What does Raman have against the notion of thinking the mundane way , without "resonating" with a "pervasive field"? How the brain processes its information isn't very well understood, of course, but at least there's the branch of science of information theory which shows that shuffling information (with no "fields" involved) can achieve some of the kinds of things the human brain does. It's not like we're at a complete loss to explain such things using current models. And nothing in the brain has looked like any kind of "field receptor", it's all made of neurons which, by gosh, seem to all be little information processors. We may not understand how they work in total aggregate, but any individual neuron takes nerve pulses in at the dendrites, and based on its current chemical threshold, does or does not trigger an outgoing pulse at the axon. Information processor, anyone?
(e) This perspective suggests that there can be no thought without a complex brain (well known fact);
So does the original perspective of the brain as an information processor, without any external "fields" involved.
and more importantly, that there exists a pure thought field (UTF) in the universe at large which may be responsible for the physical universe to be functioning in accordance with mathematically precise laws.
Then again, it "may" not be.
This appears to be empty speculation, without even an attempt to tie it to any "explanatory" analysis (much less procedural -- i.e. no process is offered by which these "fields" and "phenomena" supposedly operate).
And thus we get down to the meat of the issue: What testable predictions does this speculation make? What logical results would it have that would distinguish it from possible opposing ideas, which can be tested?
And just as importantly, how could it be falsified?
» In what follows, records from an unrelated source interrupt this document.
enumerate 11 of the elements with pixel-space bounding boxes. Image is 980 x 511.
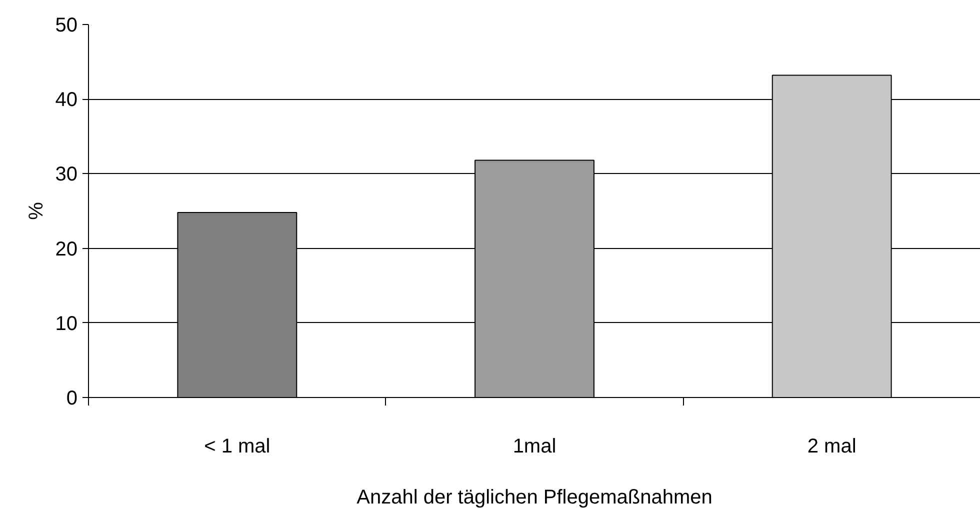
y-tick-label: 20 [55, 238, 78, 260]
y-tick-label: 40 [55, 89, 78, 112]
y-tick-label: 10 [55, 312, 78, 335]
y-tick-label: 30 [55, 164, 78, 186]
y-axis-title: % [25, 202, 48, 220]
y-tick-label: 50 [55, 14, 78, 36]
y-tick-label: 0 [66, 388, 78, 410]
x-tick-label: 2 mal [807, 436, 856, 458]
x-tick-label: 1mal [512, 436, 556, 458]
x-axis-title: Anzahl der täglichen Pflegemaßnahmen [356, 486, 712, 508]
x-tick-label: < 1 mal [204, 436, 270, 458]
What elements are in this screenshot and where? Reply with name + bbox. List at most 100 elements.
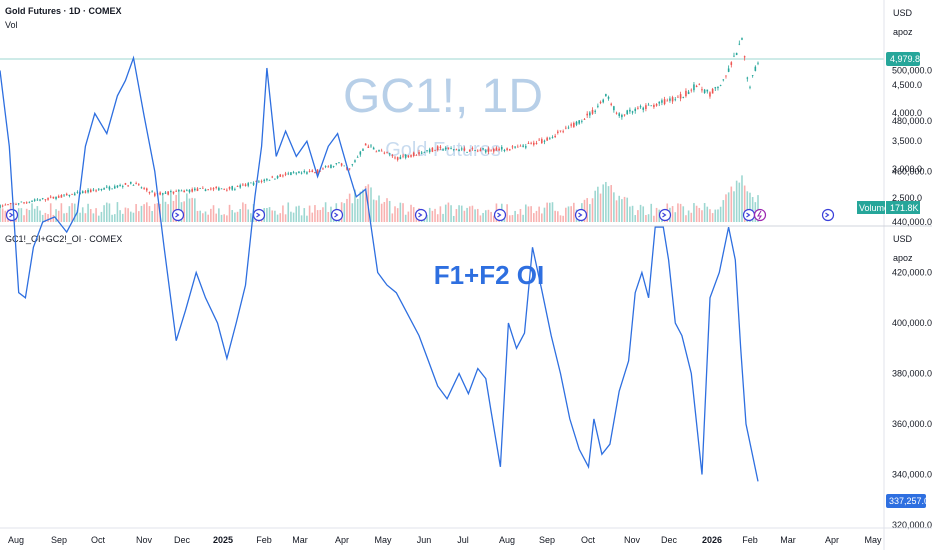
candle-body	[180, 190, 183, 192]
candle-body	[95, 190, 97, 192]
volume-bar	[436, 214, 439, 222]
date-tick: Apr	[825, 535, 839, 545]
volume-bar	[626, 197, 629, 222]
candle-body	[55, 196, 57, 199]
candle-body	[324, 166, 327, 168]
date-tick: Sep	[539, 535, 555, 545]
candle-body	[41, 198, 44, 199]
candle-body	[388, 153, 391, 155]
volume-bar	[629, 206, 631, 222]
date-tick: Oct	[91, 535, 106, 545]
candle-body	[693, 84, 695, 91]
event-marker[interactable]	[821, 208, 835, 222]
volume-bar	[549, 202, 551, 222]
candle-body	[460, 148, 463, 150]
candle-body	[589, 112, 591, 116]
candle-body	[511, 146, 514, 148]
volume-bar	[242, 202, 244, 222]
volume-bar	[186, 193, 188, 222]
volume-bar	[535, 210, 538, 222]
candle-body	[23, 202, 25, 204]
upper-pane-title: Gold Futures · 1D · COMEX	[5, 6, 122, 16]
volume-bar	[730, 186, 733, 222]
event-marker[interactable]	[574, 208, 588, 222]
candle-body	[455, 149, 458, 151]
candle-body	[63, 194, 65, 196]
candle-body	[711, 88, 714, 94]
volume-bar	[154, 203, 156, 222]
candle-body	[276, 176, 279, 179]
candle-body	[516, 146, 519, 148]
volume-bar	[434, 208, 436, 222]
candle-body	[741, 38, 743, 40]
date-tick: May	[374, 535, 392, 545]
volume-bar	[188, 198, 191, 222]
volume-bar	[95, 208, 97, 222]
event-marker[interactable]	[414, 208, 428, 222]
volume-bar	[375, 200, 378, 222]
volume-bar	[460, 205, 463, 222]
volume-bar	[482, 212, 484, 222]
candle-body	[306, 172, 308, 174]
candle-body	[474, 150, 476, 151]
volume-badge: Volume 171.8K	[857, 201, 920, 214]
date-tick: Mar	[292, 535, 308, 545]
volume-bar	[719, 206, 722, 222]
volume-bar	[516, 214, 519, 222]
event-marker[interactable]	[493, 208, 507, 222]
candle-body	[541, 139, 543, 144]
candle-body	[423, 152, 426, 153]
candle-body	[194, 188, 196, 191]
candle-body	[348, 168, 351, 170]
price-tick: 3,500.0	[892, 136, 922, 146]
candle-body	[719, 85, 722, 87]
volume-bar	[479, 215, 482, 222]
candle-body	[31, 201, 33, 202]
upper-pane: GC1!, 1D Gold Futures Gold Futures · 1D …	[0, 6, 884, 222]
volume-bar	[108, 203, 111, 222]
candle-body	[434, 149, 436, 151]
volume-bar	[100, 211, 103, 222]
volume-bar	[156, 203, 159, 222]
volume-bar	[378, 195, 380, 222]
candle-body	[132, 185, 135, 186]
candle-body	[103, 188, 105, 190]
event-marker[interactable]	[171, 208, 185, 222]
candle-body	[677, 96, 679, 98]
candle-body	[314, 172, 316, 174]
candle-body	[671, 97, 674, 102]
lower-pane: GC1!_OI+GC2!_OI · COMEX F1+F2 OI	[0, 55, 759, 482]
date-tick: Aug	[8, 535, 24, 545]
candle-body	[255, 180, 258, 182]
candle-body	[450, 148, 452, 149]
volume-bar	[44, 212, 47, 222]
candle-body	[463, 148, 466, 151]
lower-scale-mode[interactable]: apoz	[893, 253, 913, 263]
candle-body	[204, 189, 207, 192]
candle-body	[175, 190, 177, 192]
event-marker[interactable]	[252, 208, 266, 222]
candle-body	[703, 89, 706, 94]
volume-label: Volume	[859, 203, 889, 213]
candle-body	[725, 75, 727, 77]
candle-body	[466, 152, 468, 153]
candle-body	[559, 130, 562, 132]
candle-body	[105, 186, 108, 188]
date-tick: Feb	[256, 535, 272, 545]
candle-body	[151, 191, 153, 193]
candle-body	[140, 187, 143, 189]
event-marker[interactable]	[742, 208, 756, 222]
event-marker[interactable]	[330, 208, 344, 222]
candle-body	[49, 196, 52, 198]
candle-body	[583, 119, 586, 120]
last-price-badge: 4,979.8	[886, 52, 920, 66]
event-marker[interactable]	[658, 208, 672, 222]
candle-body	[244, 184, 247, 186]
volume-bar	[508, 215, 511, 222]
volume-bar	[551, 202, 554, 222]
volume-bar	[116, 202, 119, 222]
event-marker[interactable]	[5, 208, 19, 222]
volume-bar	[597, 186, 599, 222]
earnings-marker[interactable]	[753, 208, 767, 222]
upper-scale-mode[interactable]: apoz	[893, 27, 913, 37]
What predictions does it make which can be put to trial, and if the results are found to be contrary to the predictions of the model, would disprove it?
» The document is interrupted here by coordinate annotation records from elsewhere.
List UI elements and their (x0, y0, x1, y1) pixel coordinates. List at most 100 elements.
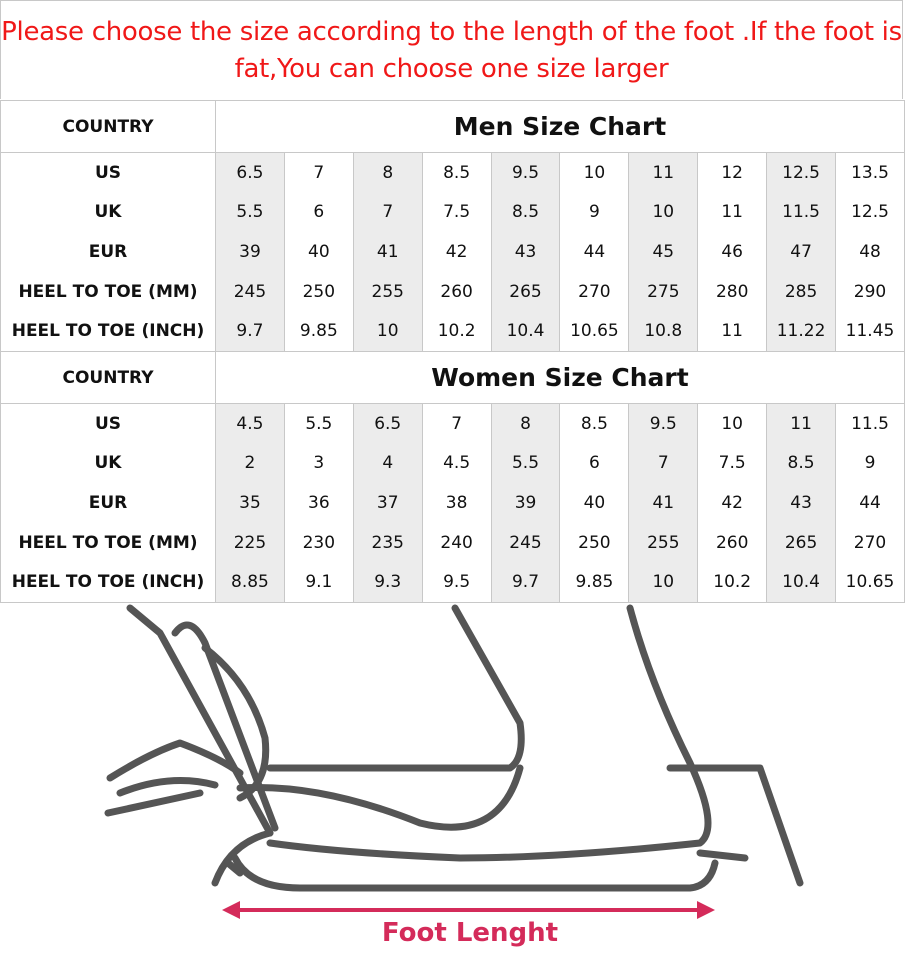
table-row: EUR 35 36 37 38 39 40 41 42 43 44 (0, 483, 905, 523)
size-cell: 44 (559, 232, 630, 272)
size-cell: 250 (559, 522, 630, 563)
size-cell: 9.1 (283, 562, 354, 603)
size-cell: 7 (283, 152, 354, 193)
size-cell: 6 (283, 192, 354, 233)
size-cell: 43 (490, 232, 561, 272)
size-cell: 265 (490, 271, 561, 312)
table-row: UK 5.5 6 7 7.5 8.5 9 10 11 11.5 12.5 (0, 192, 905, 233)
size-cell: 9.5 (628, 403, 699, 444)
size-cell: 5.5 (215, 192, 285, 233)
size-cell: 10 (628, 562, 699, 603)
size-cell: 11.22 (766, 311, 837, 352)
size-cell: 44 (835, 483, 905, 523)
size-cell: 9.3 (352, 562, 423, 603)
size-cell: 3 (283, 443, 354, 484)
size-cell: 270 (559, 271, 630, 312)
size-cell: 6.5 (352, 403, 423, 444)
size-cell: 10.8 (628, 311, 699, 352)
size-cell: 10 (352, 311, 423, 352)
table-row: UK 2 3 4 4.5 5.5 6 7 7.5 8.5 9 (0, 443, 905, 484)
row-label: EUR (0, 483, 216, 523)
size-cell: 265 (766, 522, 837, 563)
country-header: COUNTRY (0, 351, 216, 404)
size-cell: 10 (697, 403, 768, 444)
row-label: UK (0, 192, 216, 233)
size-cell: 39 (490, 483, 561, 523)
row-label: HEEL TO TOE (MM) (0, 271, 216, 312)
size-cell: 4.5 (421, 443, 492, 484)
men-size-table: COUNTRY Men Size Chart US 6.5 7 8 8.5 9.5 10 11 12… (0, 100, 905, 352)
size-cell: 4.5 (215, 403, 285, 444)
size-notice: Please choose the size according to the … (0, 0, 903, 99)
size-cell: 9.7 (215, 311, 285, 352)
size-cell: 46 (697, 232, 768, 272)
size-cell: 9.85 (559, 562, 630, 603)
table-row: US 4.5 5.5 6.5 7 8 8.5 9.5 10 11 11.5 (0, 403, 905, 444)
size-cell: 40 (283, 232, 354, 272)
size-cell: 7.5 (421, 192, 492, 233)
foot-measurement-illustration: Foot Lenght (104, 604, 804, 948)
size-cell: 235 (352, 522, 423, 563)
size-cell: 10.4 (490, 311, 561, 352)
table-header-row: COUNTRY Women Size Chart (0, 351, 905, 404)
size-cell: 250 (283, 271, 354, 312)
size-cell: 38 (421, 483, 492, 523)
size-cell: 290 (835, 271, 905, 312)
size-cell: 10.65 (559, 311, 630, 352)
size-cell: 255 (352, 271, 423, 312)
size-cell: 7 (628, 443, 699, 484)
size-cell: 5.5 (283, 403, 354, 444)
size-cell: 41 (352, 232, 423, 272)
size-cell: 8 (352, 152, 423, 193)
size-cell: 48 (835, 232, 905, 272)
chart-title: Men Size Chart (215, 100, 905, 153)
size-cell: 8.5 (559, 403, 630, 444)
size-cell: 8.5 (766, 443, 837, 484)
size-cell: 35 (215, 483, 285, 523)
table-row: HEEL TO TOE (INCH) 9.7 9.85 10 10.2 10.4 10.65… (0, 311, 905, 352)
size-cell: 8.5 (490, 192, 561, 233)
size-cell: 9 (559, 192, 630, 233)
size-cell: 36 (283, 483, 354, 523)
size-cell: 12.5 (835, 192, 905, 233)
size-cell: 9.5 (421, 562, 492, 603)
size-cell: 10.2 (697, 562, 768, 603)
size-cell: 11 (697, 311, 768, 352)
size-cell: 11 (697, 192, 768, 233)
size-cell: 11.5 (766, 192, 837, 233)
size-cell: 12 (697, 152, 768, 193)
size-cell: 39 (215, 232, 285, 272)
size-cell: 270 (835, 522, 905, 563)
size-cell: 6.5 (215, 152, 285, 193)
table-row: US 6.5 7 8 8.5 9.5 10 11 12 12.5 13.5 (0, 152, 905, 193)
size-cell: 255 (628, 522, 699, 563)
country-header: COUNTRY (0, 100, 216, 153)
size-cell: 37 (352, 483, 423, 523)
size-cell: 40 (559, 483, 630, 523)
size-cell: 10 (559, 152, 630, 193)
table-row: HEEL TO TOE (INCH) 8.85 9.1 9.3 9.5 9.7 9.85 10… (0, 562, 905, 603)
size-cell: 2 (215, 443, 285, 484)
size-cell: 225 (215, 522, 285, 563)
size-cell: 45 (628, 232, 699, 272)
size-cell: 4 (352, 443, 423, 484)
size-cell: 260 (421, 271, 492, 312)
size-cell: 41 (628, 483, 699, 523)
size-cell: 43 (766, 483, 837, 523)
row-label: HEEL TO TOE (INCH) (0, 311, 216, 352)
size-cell: 11 (628, 152, 699, 193)
size-cell: 47 (766, 232, 837, 272)
foot-drawing (104, 604, 804, 892)
size-cell: 280 (697, 271, 768, 312)
chart-title: Women Size Chart (215, 351, 905, 404)
size-cell: 230 (283, 522, 354, 563)
row-label: EUR (0, 232, 216, 272)
size-cell: 12.5 (766, 152, 837, 193)
size-cell: 9 (835, 443, 905, 484)
size-cell: 9.85 (283, 311, 354, 352)
size-cell: 10 (628, 192, 699, 233)
foot-length-caption: Foot Lenght (382, 918, 558, 948)
size-cell: 245 (490, 522, 561, 563)
foot-length-arrow (222, 901, 715, 919)
size-cell: 285 (766, 271, 837, 312)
ANALOGIES: The following parallels with other physical facts come to mind:
Danger, Will Robinson... Analogies are good for helping people understand something similar to the thing being explained, but are a poor substitute for actually defining your ideas explicitly in the first place. Raman hasn't even demonstrated that his "fields" even exist, much less that they do or do not work in any particular way. To drag in "analogies" now, when things may not even be at all like the things he compares them to, is very premature.
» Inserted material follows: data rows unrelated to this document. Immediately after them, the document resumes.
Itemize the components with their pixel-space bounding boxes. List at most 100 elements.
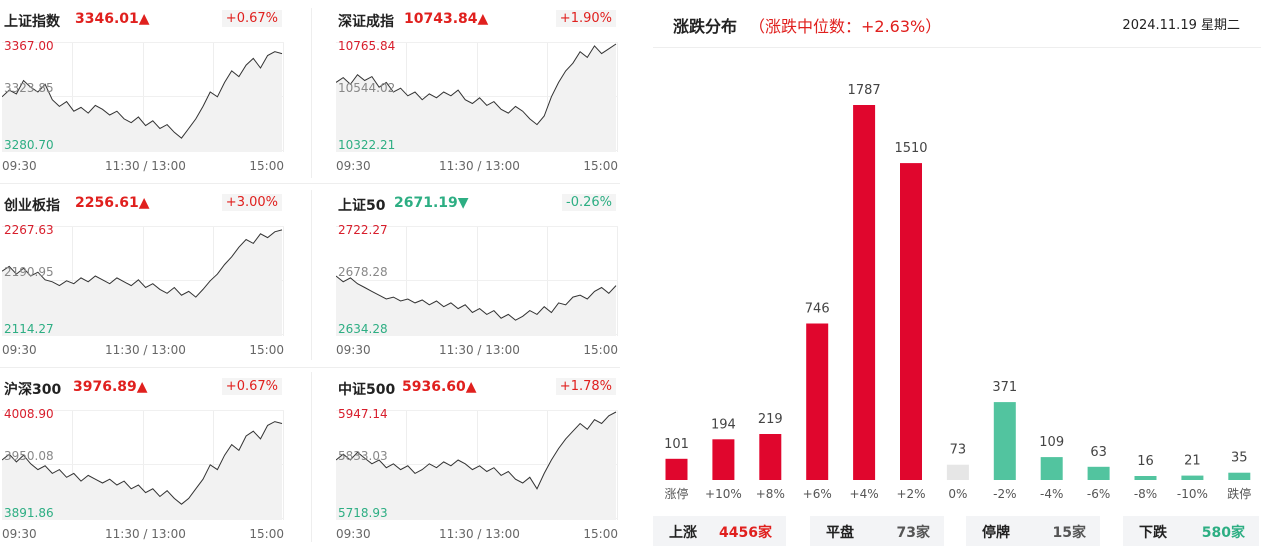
- bar-category-label: +10%: [705, 487, 742, 501]
- time-axis: 09:30 11:30 / 13:00 15:00: [2, 527, 284, 541]
- bar-value-label: 101: [664, 437, 689, 452]
- bar-9[interactable]: [1087, 466, 1110, 480]
- price-line: [2, 51, 283, 139]
- index-panel[interactable]: 沪深300 3976.89▲ +0.67% 4008.90 3950.08 3891.86…: [2, 370, 284, 546]
- time-midday: 11:30 / 13:00: [439, 527, 520, 541]
- price-area: [336, 412, 616, 520]
- header-divider: [653, 47, 1261, 48]
- index-panel[interactable]: 深证成指 10743.84▲ +1.90% 10765.84 10544.02 10322…: [336, 2, 618, 178]
- time-end: 15:00: [583, 159, 618, 173]
- index-header: 上证50 2671.19▼ -0.26%: [336, 186, 618, 218]
- bar-7[interactable]: [993, 402, 1016, 480]
- panel-divider: [311, 190, 312, 360]
- index-change: +0.67%: [221, 10, 282, 27]
- index-header: 深证成指 10743.84▲ +1.90%: [336, 2, 618, 34]
- index-name: 中证500: [338, 382, 396, 398]
- summary-label: 平盘: [826, 525, 854, 541]
- bar-6[interactable]: [946, 464, 969, 480]
- time-midday: 11:30 / 13:00: [105, 343, 186, 357]
- bar-value-label: 746: [805, 302, 830, 317]
- price-line: [336, 411, 617, 490]
- time-end: 15:00: [583, 343, 618, 357]
- summary-box: 上涨 4456家: [653, 516, 786, 546]
- bar-8[interactable]: [1040, 457, 1063, 480]
- price-high-label: 5947.14: [338, 407, 388, 421]
- index-name: 深证成指: [338, 14, 394, 30]
- bar-value-label: 1787: [848, 83, 881, 98]
- bar-category-label: -10%: [1177, 487, 1208, 501]
- index-change: +1.90%: [555, 10, 616, 27]
- price-high-label: 3367.00: [4, 39, 54, 53]
- bar-category-label: 跌停: [1227, 486, 1251, 501]
- price-area: [2, 51, 282, 152]
- index-change: +3.00%: [221, 194, 282, 211]
- index-value: 2256.61▲: [75, 195, 150, 211]
- index-panel[interactable]: 上证指数 3346.01▲ +0.67% 3367.00 3323.85 3280.70 0…: [2, 2, 284, 178]
- price-high-label: 10765.84: [338, 39, 396, 53]
- price-high-label: 2267.63: [4, 223, 54, 237]
- index-value: 2671.19▼: [394, 195, 469, 211]
- price-mid-label: 5833.03: [338, 449, 388, 463]
- index-panel[interactable]: 创业板指 2256.61▲ +3.00% 2267.63 2190.95 2114.27 0…: [2, 186, 284, 362]
- bar-1[interactable]: [712, 439, 735, 480]
- summary-label: 停牌: [982, 525, 1010, 541]
- bar-category-label: +4%: [850, 487, 879, 501]
- bar-category-label: -2%: [993, 487, 1016, 501]
- bar-value-label: 109: [1039, 435, 1064, 450]
- index-value: 3346.01▲: [75, 11, 150, 27]
- bar-value-label: 219: [758, 412, 783, 427]
- bar-5[interactable]: [900, 163, 922, 480]
- index-panel[interactable]: 上证50 2671.19▼ -0.26% 2722.27 2678.28 2634.28 0…: [336, 186, 618, 362]
- bar-3[interactable]: [806, 323, 829, 481]
- bar-value-label: 63: [1090, 445, 1107, 460]
- bar-category-label: +2%: [896, 487, 925, 501]
- row-separator: [0, 183, 620, 184]
- time-midday: 11:30 / 13:00: [105, 527, 186, 541]
- time-start: 09:30: [336, 527, 371, 541]
- price-low-label: 2634.28: [338, 322, 388, 336]
- index-name: 上证50: [338, 198, 386, 214]
- bar-12[interactable]: [1228, 472, 1251, 480]
- price-mid-label: 10544.02: [338, 81, 396, 95]
- price-low-label: 2114.27: [4, 322, 54, 336]
- index-arrow: ▲: [138, 11, 150, 27]
- distribution-chart: 101 涨停 194 +10% 219 +8% 746 +6% 1787 +4% 1510 +2% 73…: [664, 83, 1251, 501]
- time-start: 09:30: [336, 343, 371, 357]
- time-axis: 09:30 11:30 / 13:00 15:00: [336, 343, 618, 357]
- summary-box: 停牌 15家: [966, 516, 1100, 546]
- price-low-label: 3891.86: [4, 506, 54, 520]
- index-name: 创业板指: [4, 198, 60, 214]
- index-change: +0.67%: [221, 378, 282, 395]
- bar-2[interactable]: [759, 434, 782, 480]
- bar-0[interactable]: [665, 458, 688, 480]
- time-end: 15:00: [583, 527, 618, 541]
- price-low-label: 5718.93: [338, 506, 388, 520]
- index-name: 上证指数: [4, 14, 60, 30]
- time-midday: 11:30 / 13:00: [439, 343, 520, 357]
- time-start: 09:30: [336, 159, 371, 173]
- price-mid-label: 3323.85: [4, 81, 54, 95]
- time-axis: 09:30 11:30 / 13:00 15:00: [2, 343, 284, 357]
- bar-10[interactable]: [1134, 476, 1157, 480]
- price-high-label: 4008.90: [4, 407, 54, 421]
- price-area: [336, 44, 616, 152]
- index-arrow: ▲: [138, 195, 150, 211]
- bar-11[interactable]: [1181, 475, 1204, 480]
- index-panel[interactable]: 中证500 5936.60▲ +1.78% 5947.14 5833.03 5718.93…: [336, 370, 618, 546]
- index-mini-chart: [2, 226, 284, 336]
- summary-value: 4456家: [719, 525, 772, 541]
- index-mini-chart: [2, 42, 284, 152]
- row-separator: [0, 367, 620, 368]
- index-header: 沪深300 3976.89▲ +0.67%: [2, 370, 284, 402]
- summary-label: 上涨: [669, 525, 697, 541]
- bar-category-label: -8%: [1134, 487, 1157, 501]
- panel-divider: [311, 372, 312, 542]
- distribution-panel: 涨跌分布 （涨跌中位数：+2.63%） 2024.11.19 星期二 101 涨停…: [653, 0, 1261, 546]
- bar-value-label: 35: [1231, 451, 1248, 466]
- bar-4[interactable]: [853, 105, 876, 480]
- price-high-label: 2722.27: [338, 223, 388, 237]
- index-name: 沪深300: [4, 382, 62, 398]
- bar-category-label: 0%: [948, 487, 967, 501]
- time-start: 09:30: [2, 527, 37, 541]
- bar-category-label: +8%: [756, 487, 785, 501]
(a) Phosphorescence & luminescence: When radiation of shorter wavelengths falls on certain substances, the substances emit visible light immediately or after some time. Likewise when the UTF falls on a complex cerebral system, it emits thoughts of one kind or another.
"Emiting" light is a pretty simplistic process. Trying to obscure the complexities of "generating thought" by waving your hands and saying, "well, it's like emiting light", is irresponsible at best.
(b) One of the subtlest entities in the physical universe is the neutrino, which does not interact with ordinary matter through gravitation, strong, or electromagnetic interaction. Being involved only in the weak interaction, it is extremely difficult to detect it.
But it *can* still be detected.
The UTF is subtler by far than the neutrino,
And may be a lot more non-existent.
and may therefore (if it be purely physical) it may be far more difficult to detect.
Things that don't exist can be pretty hard to detect too. Is the author preparing his excuses in advance? "Well, if you haven't found it, you just haven't looked in the right way yet, no need to abandon my idea just yet..."
Final grade: Needs work.
If we go back a century to W. James the pragmatist, don't we have the theory that the "validatiy" or reality of any "spiritual" or religous experience must be measured, first, by its fruits? What fruits does this theory propose?
So that's my analysis of the article: pick a hypothesis that won't get cut to ribbons by Occam.
Sooner or later, science will come out and say that thought creates matter as others have been saying for ages. Then they can prove it or disprove it. If God created us in his image, then we, too, are creators...on a lesser scale.